We have discussed the establishment of network goods by surpassing a certain unstable equilibria in order to reach a stable equilibrium fraction of the population consuming the good. Once this equilibrium has been established, however, it is unclear how another network good that serves nearly the same purpose could usurp and succeed an existing good. The network effects of the old product would outweigh the nonexistent network effect of the new product and so it would be very difficult for the new product to establish itself. Despite this, the succession of telegraphs to telephones and vinyl records to compact discs demonstrate that it is in fact possible to overcome the network effects of a good and thus replace it. The linked article was written by Paul Windrum and Chris Birchenhall and published in the Journal of Evolutionary Economics. They synthesize theories and information from previous publications on technological succession in order to deal with the various factors that affect the likelihood that a new technology will replace and succeed an established one.

A main argument in their article is that in order for a technological succession to occur, three necessary (but not sufficient) conditions must be met. First, there must be a new class of consumers that have different preferences from the old class that adopted the preexisting technology. There must also be one or more firms that are willing to produce the new technology.

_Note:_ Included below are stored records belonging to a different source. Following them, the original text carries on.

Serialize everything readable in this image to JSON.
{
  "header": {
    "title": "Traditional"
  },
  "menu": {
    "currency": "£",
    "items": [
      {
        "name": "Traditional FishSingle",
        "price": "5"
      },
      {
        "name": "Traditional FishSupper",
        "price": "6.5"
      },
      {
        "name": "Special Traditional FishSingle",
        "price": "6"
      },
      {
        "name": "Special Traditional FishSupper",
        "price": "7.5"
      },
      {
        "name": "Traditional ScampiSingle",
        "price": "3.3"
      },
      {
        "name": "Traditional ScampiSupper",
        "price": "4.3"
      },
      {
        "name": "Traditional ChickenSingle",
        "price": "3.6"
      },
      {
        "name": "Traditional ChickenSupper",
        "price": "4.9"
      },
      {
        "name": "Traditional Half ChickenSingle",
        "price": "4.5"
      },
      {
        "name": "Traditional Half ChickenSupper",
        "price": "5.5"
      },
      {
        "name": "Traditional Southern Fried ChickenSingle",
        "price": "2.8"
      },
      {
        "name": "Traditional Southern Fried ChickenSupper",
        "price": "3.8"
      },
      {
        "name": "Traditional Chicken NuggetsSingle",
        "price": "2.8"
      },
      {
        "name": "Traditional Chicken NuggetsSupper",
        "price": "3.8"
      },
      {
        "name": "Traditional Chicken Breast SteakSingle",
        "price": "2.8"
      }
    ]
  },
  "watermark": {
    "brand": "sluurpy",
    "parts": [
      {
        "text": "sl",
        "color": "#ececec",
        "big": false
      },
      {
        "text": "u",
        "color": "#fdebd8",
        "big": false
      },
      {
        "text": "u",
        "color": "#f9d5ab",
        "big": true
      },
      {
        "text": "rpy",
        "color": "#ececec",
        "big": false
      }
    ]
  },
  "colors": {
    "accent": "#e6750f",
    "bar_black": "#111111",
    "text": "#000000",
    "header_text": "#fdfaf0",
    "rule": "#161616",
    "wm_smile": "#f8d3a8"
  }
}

Second, the new technology must have, in addition to the features of the preexisting technology, novel uses or characteristics that are valued by the new consumer class. Third the technology must have a competitive price and quality with the existing technology.

While these conditions being met may lead to a technological succession, the article also discusses hindrances that may stop succession. What is known as the “Sail-boat effect”, or a burst of innovation in an existing technology in response to the threat of a newer technology can suppress succession. Also, relatively high fixed startup costs can prevent an otherwise viable technology from being adopted, as it proves too costly to produce using the current methods and technology available.

In conclusion, the existing technology has an advantage of being established and having its own positive network externalities, but given a set of conditions it can be replaced by a newer technology that has a novel appeal to a new group of consumers.